To date, at least 61,000 drug charges in 35,000 cases have been dismissed in Massachusetts due to misconduct by Dookhan at Hinton and Farak in Amherst.
A forensic scientist and former FBI official in 2013 warned the inspector general’s office that seven other chemists — in addition to Dookhan — should be investigated for their work at Hinton. Defense attorneys said such a probe could result in the dismissal of thousands of additional drug cases.
Several state court judges have also raised concerns about the state’s failure to investigate Farak’s work at Hinton.
Ryan’s office recently decided not to retry Eugene Sutton, who was convicted of heroin possession in 2006 on the basis of evidence tested at Hinton by Farak. Last month, a Superior Court judge ordered a new trial for Sutton based on his finding the state didn’t thoroughly investigate Farak’s work at Hinton.
“In the wake of the Sutton decision, it is imperative that the OIG definitively state whether Farak tampered with evidence while employed at the Hinton Lab and specifically explain how the scope and methodology of its investigation allows it to reach this conclusion,” Ryan wrote, referring to the Office of the Inspector General.
Her office is handling at least 1,621 additional cases in which drugs were tested by Farak.
“Each one of these cases raises the same fundamental issue about whether the OIG’s investigation may be relied upon to determine whether Farak engaged in misconduct,” Ryan wrote.
But in a response to her letter, Cunha on Saturday chastised Ryan for sending the letter to Baker, Turco, and himself.
“While it is not my practice to engage in a battle of letters, you have chosen that course of action.” Cunha wrote, adding Ryan has never contacted him to discuss Farak or ask for further investigation into her work. He also accused her of exaggerating the number of convictions based on Farak’s tests in her letter.
Cunha said he is confident no other chemist, including Farak, was engaged in misconduct while working at Hinton.
“My Office has stated repeatedly that other than Annie Dookhan, the Hinton Lab investigation did not find evidence that any other chemist committed any malfeasance with respect to evidence testing. These statements do not merely include Farak by negative implication; they are affirmative statements about the investigation’s findings.”
Cunha’s office declined comment for this article.

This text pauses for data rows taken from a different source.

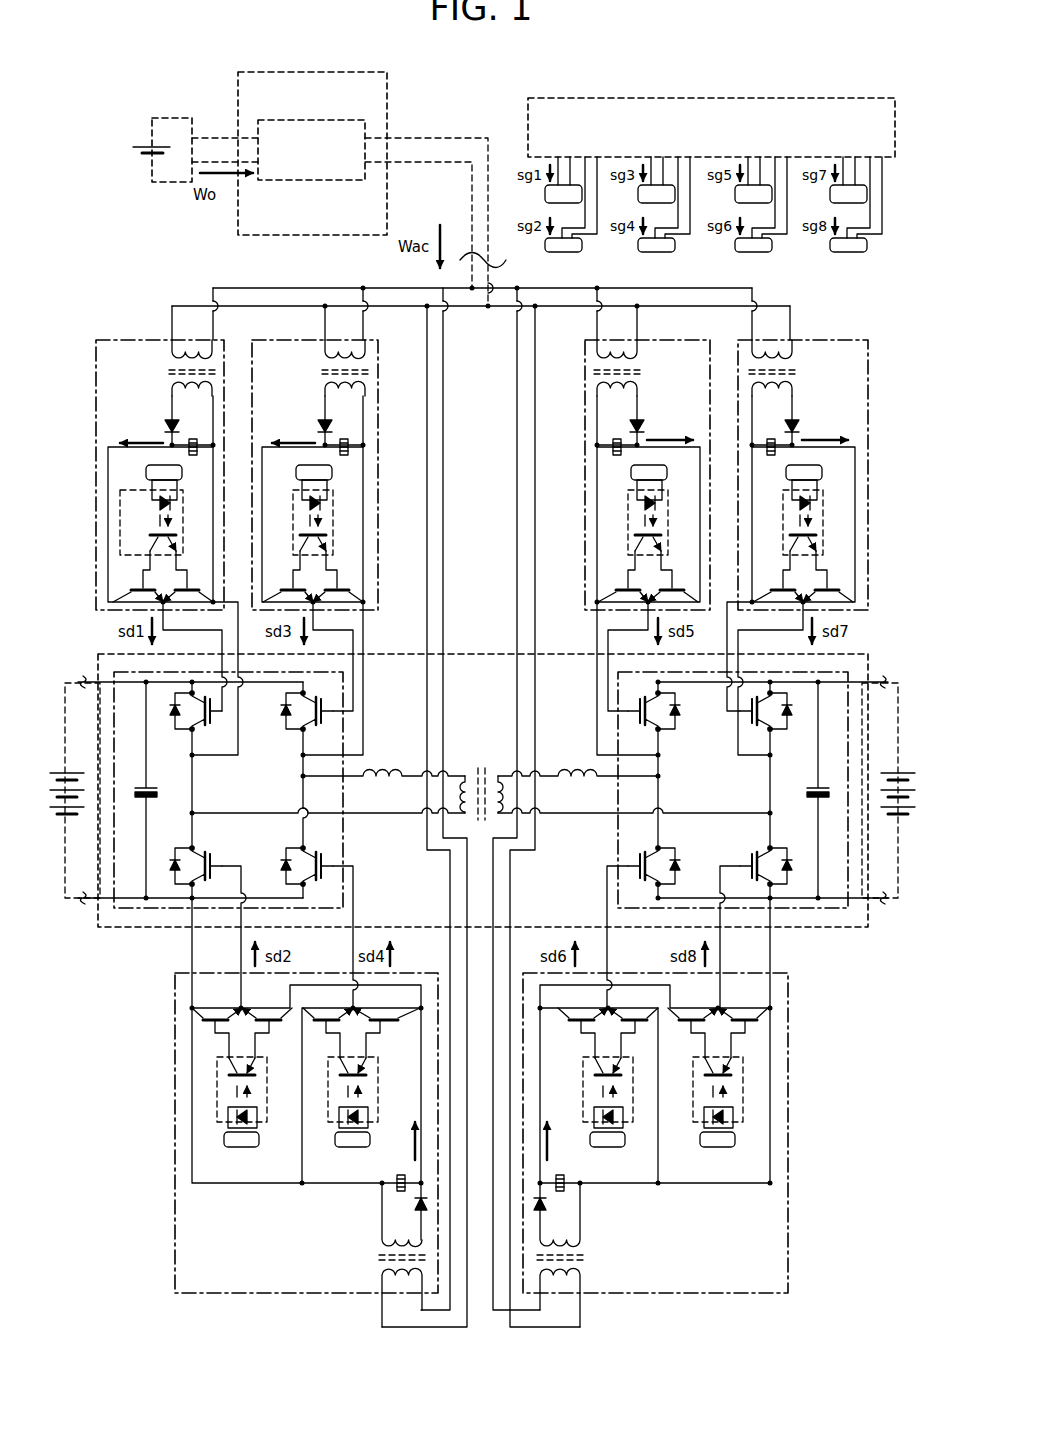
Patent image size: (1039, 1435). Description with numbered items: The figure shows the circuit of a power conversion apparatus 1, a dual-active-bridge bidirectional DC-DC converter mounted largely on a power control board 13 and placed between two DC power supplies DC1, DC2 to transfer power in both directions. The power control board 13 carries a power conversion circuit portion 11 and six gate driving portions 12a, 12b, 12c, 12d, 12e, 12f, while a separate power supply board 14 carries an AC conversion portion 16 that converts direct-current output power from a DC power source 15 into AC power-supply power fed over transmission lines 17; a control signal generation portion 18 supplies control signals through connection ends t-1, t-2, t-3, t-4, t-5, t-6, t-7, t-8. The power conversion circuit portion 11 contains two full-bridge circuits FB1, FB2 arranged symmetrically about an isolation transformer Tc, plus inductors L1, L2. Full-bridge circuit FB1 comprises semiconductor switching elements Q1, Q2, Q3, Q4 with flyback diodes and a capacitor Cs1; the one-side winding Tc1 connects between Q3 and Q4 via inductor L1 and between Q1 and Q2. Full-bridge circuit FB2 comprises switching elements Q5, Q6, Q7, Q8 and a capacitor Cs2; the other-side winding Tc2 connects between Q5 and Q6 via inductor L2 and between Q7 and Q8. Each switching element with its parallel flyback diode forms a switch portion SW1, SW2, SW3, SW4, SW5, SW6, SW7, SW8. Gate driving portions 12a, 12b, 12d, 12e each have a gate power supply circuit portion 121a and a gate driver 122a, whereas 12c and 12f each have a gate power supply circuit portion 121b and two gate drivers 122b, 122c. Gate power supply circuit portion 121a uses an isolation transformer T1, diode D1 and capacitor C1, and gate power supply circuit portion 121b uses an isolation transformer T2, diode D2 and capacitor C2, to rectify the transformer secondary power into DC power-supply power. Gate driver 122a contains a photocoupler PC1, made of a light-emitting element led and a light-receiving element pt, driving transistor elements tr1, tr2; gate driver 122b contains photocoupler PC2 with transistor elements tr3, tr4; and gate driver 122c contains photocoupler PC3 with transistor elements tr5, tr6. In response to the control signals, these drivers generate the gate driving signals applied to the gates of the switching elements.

The power conversion apparatus 1 is at (558, 65).
The power conversion circuit portion 11 is at (484, 652).
The power control board 13 is at (497, 387).
The power supply board 14 is at (283, 153).
The DC power source 15 is at (150, 165).
The AC conversion portion 16 is at (300, 182).
The transmission lines 17 is at (447, 128).
The control signal generation portion 18 is at (528, 118).
The gate driving portion 12a is at (126, 474).
The gate driving portion 12b is at (334, 471).
The gate driving portion 12c is at (273, 1112).
The gate driving portion 12d is at (630, 472).
The gate driving portion 12e is at (822, 471).
The gate driving portion 12f is at (612, 1148).
The gate power supply circuit portion 121a is at (123, 471).
The gate power supply circuit portion 121b is at (353, 1244).
The gate driver 122a is at (146, 470).
The gate driver 122b is at (357, 1077).
The gate driver 122c is at (200, 1095).
The isolation transformer T1 is at (166, 372).
The isolation transformer T2 is at (376, 1258).
The diode D1 is at (185, 420).
The diode D2 is at (408, 1211).
The capacitor C1 is at (191, 463).
The capacitor C2 is at (391, 1176).
The photocoupler PC1 is at (112, 518).
The photocoupler PC2 is at (329, 1122).
The photocoupler PC3 is at (218, 1122).
The light-emitting element led is at (149, 503).
The light-receiving element pt is at (158, 560).
The transistor element tr1 is at (138, 590).
The transistor element tr2 is at (188, 590).
The transistor element tr3 is at (386, 1028).
The transistor element tr4 is at (328, 1028).
The transistor element tr5 is at (268, 1028).
The transistor element tr6 is at (217, 1028).
The connection end t-1 is at (546, 198).
The connection end t-2 is at (570, 253).
The connection end t-3 is at (638, 197).
The connection end t-4 is at (657, 261).
The connection end t-5 is at (735, 197).
The connection end t-6 is at (754, 261).
The connection end t-7 is at (830, 197).
The connection end t-8 is at (848, 261).
The semiconductor switching element Q1 is at (178, 762).
The semiconductor switching element Q2 is at (200, 872).
The semiconductor switching element Q3 is at (285, 762).
The semiconductor switching element Q4 is at (308, 868).
The semiconductor switching element Q5 is at (690, 760).
The semiconductor switching element Q6 is at (690, 837).
The semiconductor switching element Q7 is at (795, 760).
The semiconductor switching element Q8 is at (795, 822).
The switch portion SW1 is at (186, 732).
The switch portion SW2 is at (190, 851).
The switch portion SW3 is at (295, 732).
The switch portion SW4 is at (275, 863).
The switch portion SW5 is at (665, 732).
The switch portion SW6 is at (676, 863).
The switch portion SW7 is at (770, 732).
The switch portion SW8 is at (772, 993).
The capacitor Cs1 is at (137, 790).
The capacitor Cs2 is at (828, 790).
The DC power supply DC1 is at (56, 766).
The DC power supply DC2 is at (908, 766).
The full-bridge circuit FB1 is at (256, 790).
The full-bridge circuit FB2 is at (702, 927).
The inductor L1 is at (378, 768).
The inductor L2 is at (572, 768).
The isolation transformer Tc is at (481, 743).
The one-side winding Tc1 is at (465, 768).
The other-side winding Tc2 is at (498, 768).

Ryan, in an interview, noted it has been eight years since the drug lab scandal was uncovered and that festering questions about the extent of wrongdoing remain, hampering the public’s ability to trust the criminal justice system.

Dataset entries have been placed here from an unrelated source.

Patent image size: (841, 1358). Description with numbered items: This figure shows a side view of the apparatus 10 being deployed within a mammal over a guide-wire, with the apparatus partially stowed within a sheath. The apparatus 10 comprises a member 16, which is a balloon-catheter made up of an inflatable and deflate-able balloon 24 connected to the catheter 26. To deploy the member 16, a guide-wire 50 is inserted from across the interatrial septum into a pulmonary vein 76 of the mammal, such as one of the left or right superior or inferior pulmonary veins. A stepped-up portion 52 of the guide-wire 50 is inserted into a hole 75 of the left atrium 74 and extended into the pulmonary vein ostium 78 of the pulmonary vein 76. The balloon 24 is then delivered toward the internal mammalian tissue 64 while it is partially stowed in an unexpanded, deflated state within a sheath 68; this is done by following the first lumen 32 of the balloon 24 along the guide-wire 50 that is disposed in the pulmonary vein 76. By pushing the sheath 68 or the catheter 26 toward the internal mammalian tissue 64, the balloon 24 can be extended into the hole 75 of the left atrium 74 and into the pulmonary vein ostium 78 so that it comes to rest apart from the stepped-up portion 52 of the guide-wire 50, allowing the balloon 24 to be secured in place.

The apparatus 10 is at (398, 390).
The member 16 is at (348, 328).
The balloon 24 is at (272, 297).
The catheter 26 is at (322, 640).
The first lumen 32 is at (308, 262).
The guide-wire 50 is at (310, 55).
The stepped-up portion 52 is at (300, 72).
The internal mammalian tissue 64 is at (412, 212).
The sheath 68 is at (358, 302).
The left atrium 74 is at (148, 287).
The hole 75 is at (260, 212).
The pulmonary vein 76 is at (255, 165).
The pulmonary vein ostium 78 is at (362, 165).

“I believe very strongly people have to have confidence in the integrity of convictions. For a long time, these questions have been appropriately raised. We need to get to resolution on this,” she said.
Ryan declined to say whether or not she wanted Baker to order a new investigation into the drug lab scandal, including the adequacy of the inspector general’s probe. She said she wrote to Turco because he is in charge of the state crime lab, which tests evidence in criminal cases — and Turco reports to the governor.
“The task that I have is to take whatever action is necessary to resolve the unresolved question of Farak’s conduct while at Hinton,” Ryan said.